« André Malraux devant le Christ » de François de Saint-Cheron

Fiche de l’Observatoire Foi et Culture du 01 mai 2024, OFC 2024, n°19 sur André Malraux devant le Christ de François de Saint-Cheron, (Desclée de Brouwer, 2024)

Fasciné dès son adolescence par Malraux, François de Saint-Cheron (1958) a pu, avec son frère Michaël, rencontrer le grand écrivain au soir de sa vie. Cette exceptionnelle rencontre marqua définitivement l’orientation des travaux de ce maître de conférences à la Sorbonne, auteur plusieurs ouvrages de références sur l’auteur de La condition humaine.

Avec ce petit livre, François de Saint-Cheron explore la relation de Malraux, agnostique déclaré, à la figure du Christ, une figure qu’il ne cesse de convoquer dans ses romans, dans son interrogation sur l’art, dans les titres de ses livres comme La lutte avec l’Ange ou encore Lazare… tout en prenant garde à ne pas faire de Malraux un chrétien. Sa rencontre avec le Christ s’arrête au seuil de la foi. Le père Bockel, qui fut l’aumônier de la brigade Alsace-Lorraine, rappela lors d’une messe pour Malraux le 23 janvier 1977, que « le Christ s’inscrivait en lui comme le premier parmi les héros de la fraternité qui l’ont fasciné ».

Dans cette enquête à travers son œuvre, François de Saint-Chéron convoque les textes de Malraux qui tout à la fois mettent en forme les interrogations sur le destin de l’homme et se débattent avec les réponses que le Christ et le christianisme apportent. Malraux pose les questions, entend la réponse chrétienne… mais ne la choisit pas, sans jamais, cependant l’écarter. Il sait qu’elle est là, prête à être recueillie. Malraux, estime l’auteur, la met en valeur et y revient tout le temps, attiré et subjugué et peut-être malheureux de ne pouvoir la faire sienne.

Au-delà de l’analyse du corpus malrucien, ce travail peut être lu comme une manière nouvelle de contempler le mystère du Christ. Malraux refuse l’enfermement étroit du christianisme dans une morale. Mais dans La Condition humaine (1933), il fait dire à l’un de ses personnages : « Que faire d’une âme, s’il n’y a ni Dieu, ni Christ ? ». La question n’est-elle pas prodigieusement d’actualité ?

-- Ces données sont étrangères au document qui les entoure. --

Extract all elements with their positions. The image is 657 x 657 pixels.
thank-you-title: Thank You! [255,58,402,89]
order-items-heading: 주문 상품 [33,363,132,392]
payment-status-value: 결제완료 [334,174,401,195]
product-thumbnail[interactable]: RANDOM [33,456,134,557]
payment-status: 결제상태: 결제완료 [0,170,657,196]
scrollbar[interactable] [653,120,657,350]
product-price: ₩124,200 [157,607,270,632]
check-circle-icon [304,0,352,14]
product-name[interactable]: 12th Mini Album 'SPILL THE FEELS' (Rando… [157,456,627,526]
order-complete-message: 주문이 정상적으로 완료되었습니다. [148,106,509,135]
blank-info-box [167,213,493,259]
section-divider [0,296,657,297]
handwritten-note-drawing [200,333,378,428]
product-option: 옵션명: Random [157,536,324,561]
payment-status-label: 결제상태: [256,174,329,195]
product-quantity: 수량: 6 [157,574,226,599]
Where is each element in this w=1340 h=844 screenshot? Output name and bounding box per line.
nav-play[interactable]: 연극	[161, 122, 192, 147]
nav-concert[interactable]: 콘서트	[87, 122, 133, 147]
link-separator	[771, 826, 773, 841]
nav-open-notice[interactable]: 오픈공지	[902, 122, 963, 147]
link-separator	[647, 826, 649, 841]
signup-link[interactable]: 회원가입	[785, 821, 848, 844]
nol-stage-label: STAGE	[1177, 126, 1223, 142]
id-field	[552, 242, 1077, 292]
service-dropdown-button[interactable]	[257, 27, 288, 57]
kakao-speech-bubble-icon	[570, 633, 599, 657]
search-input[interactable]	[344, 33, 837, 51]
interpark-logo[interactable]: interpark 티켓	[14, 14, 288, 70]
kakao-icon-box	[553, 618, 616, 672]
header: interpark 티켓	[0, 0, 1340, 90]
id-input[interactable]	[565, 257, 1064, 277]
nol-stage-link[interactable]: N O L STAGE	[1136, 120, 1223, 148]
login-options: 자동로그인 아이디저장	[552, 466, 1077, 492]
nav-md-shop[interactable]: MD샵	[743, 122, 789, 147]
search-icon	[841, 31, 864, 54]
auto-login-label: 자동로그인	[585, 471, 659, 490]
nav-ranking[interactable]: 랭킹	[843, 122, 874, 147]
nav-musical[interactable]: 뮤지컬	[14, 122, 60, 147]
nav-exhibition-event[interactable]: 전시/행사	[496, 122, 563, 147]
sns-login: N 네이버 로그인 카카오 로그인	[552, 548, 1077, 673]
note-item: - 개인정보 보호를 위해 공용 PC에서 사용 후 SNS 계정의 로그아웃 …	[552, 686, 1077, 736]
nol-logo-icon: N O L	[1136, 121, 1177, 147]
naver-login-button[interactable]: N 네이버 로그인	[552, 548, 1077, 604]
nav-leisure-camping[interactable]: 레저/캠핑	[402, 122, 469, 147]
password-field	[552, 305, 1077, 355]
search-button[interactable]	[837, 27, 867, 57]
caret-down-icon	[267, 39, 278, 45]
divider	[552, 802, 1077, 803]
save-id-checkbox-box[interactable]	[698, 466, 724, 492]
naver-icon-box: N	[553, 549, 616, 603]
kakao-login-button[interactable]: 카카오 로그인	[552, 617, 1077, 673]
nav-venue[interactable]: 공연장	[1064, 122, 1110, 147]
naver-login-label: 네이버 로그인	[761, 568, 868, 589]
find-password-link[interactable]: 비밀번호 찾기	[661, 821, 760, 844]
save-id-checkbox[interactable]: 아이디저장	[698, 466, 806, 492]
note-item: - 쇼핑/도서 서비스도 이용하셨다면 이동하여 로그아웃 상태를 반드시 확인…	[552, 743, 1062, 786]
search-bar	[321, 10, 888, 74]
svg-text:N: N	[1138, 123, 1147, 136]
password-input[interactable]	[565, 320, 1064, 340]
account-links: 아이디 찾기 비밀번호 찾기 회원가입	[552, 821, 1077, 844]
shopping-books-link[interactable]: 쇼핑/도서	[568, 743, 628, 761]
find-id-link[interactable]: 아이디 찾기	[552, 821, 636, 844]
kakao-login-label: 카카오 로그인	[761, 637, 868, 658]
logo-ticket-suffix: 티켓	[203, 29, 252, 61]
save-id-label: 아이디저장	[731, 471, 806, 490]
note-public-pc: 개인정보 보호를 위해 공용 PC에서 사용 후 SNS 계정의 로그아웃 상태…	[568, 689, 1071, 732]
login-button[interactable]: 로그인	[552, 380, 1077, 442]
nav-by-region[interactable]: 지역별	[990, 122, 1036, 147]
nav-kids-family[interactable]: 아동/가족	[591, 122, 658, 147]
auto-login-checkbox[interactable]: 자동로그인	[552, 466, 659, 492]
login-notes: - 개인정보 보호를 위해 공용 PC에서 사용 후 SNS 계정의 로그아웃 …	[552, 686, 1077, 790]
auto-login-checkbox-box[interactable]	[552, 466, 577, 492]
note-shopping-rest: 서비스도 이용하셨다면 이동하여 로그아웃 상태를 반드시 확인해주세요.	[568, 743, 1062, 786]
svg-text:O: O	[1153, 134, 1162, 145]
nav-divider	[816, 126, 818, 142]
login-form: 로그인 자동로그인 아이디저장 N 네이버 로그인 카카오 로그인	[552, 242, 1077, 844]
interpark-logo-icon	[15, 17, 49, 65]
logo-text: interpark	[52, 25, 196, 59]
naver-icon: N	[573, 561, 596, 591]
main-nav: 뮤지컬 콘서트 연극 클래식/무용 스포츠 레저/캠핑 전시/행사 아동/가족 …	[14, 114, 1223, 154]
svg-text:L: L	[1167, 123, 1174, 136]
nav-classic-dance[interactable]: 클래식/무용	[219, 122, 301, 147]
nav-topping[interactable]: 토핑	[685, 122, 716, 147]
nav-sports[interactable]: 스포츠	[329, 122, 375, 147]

S’étonnera-t-on alors que Mauriac et Bernanos aient reconnu en Malraux un ami et un frère ? Un autre de ses amis, l’écrivain espagnol José Bergamín écrira : « On a l’impression quand on lit Malraux, qu’il est plus sûr de son agnosticisme parce que, par sincérité et même par pudeur, il n’ose pas se concevoir comme croyant ». Peut-être la conscience vive de la condition humaine et la révolte devant le scandale de la mort donnent à Malraux une sensibilité trop puissante pour accepter une consolation qui ne serait pas vécue avec la même intensité métaphysique.

La fascination de Malraux pour saint François d’Assise, et pour l’art religieux du Moyen Âge (la cathédrale de Chartres, les Christs romans), son oscillation entre Pascal et Nietzsche, sa fréquentation d’amis chrétiens, à commencer par le général de Gaulle sont autant de signes que « Dieu le hantait ».

Pour Malraux, le Christ est la plus grande figure de pitié de l’Histoire. Dans Les voix du silence, il écrit que si la première prédication chrétienne à Rome avait été invincible, c’est parce qu’elle avait dit à une esclave voyant mourir son enfant : « Jésus, fils de Dieu, est mort torturé sur le Golgotha pour que tu ne sois pas seule devant cette agonie ».

On lira le livre de François de Saint-Cheron en se nourrissant des phrases par lesquelles Malraux nous fait revisiter le message du Christ, à l’image de celle-ci : « Même si la résurrection du Christ n’était pas garante de celle des hommes, elle emplirait de son prodige la mémoire de l’Occident. » Ce Malraux devant le Christ réussit le prodige de nous inviter, à notre tour, à nous placer devant le Christ et à nous interroger sur qui Il est vraiment pour nous. Malraux refuse de se dire chrétien – il prétend avoir perdu la foi après sa confirmation – mais par Malraux, le chrétien revisite l’héritage qu’il a reçu et mesure son intensité. La puissance évocatrice du verbe de Malraux permet à toute conscience de reconsidérer le christianisme dans sa double puissance de mystère et de Révélation.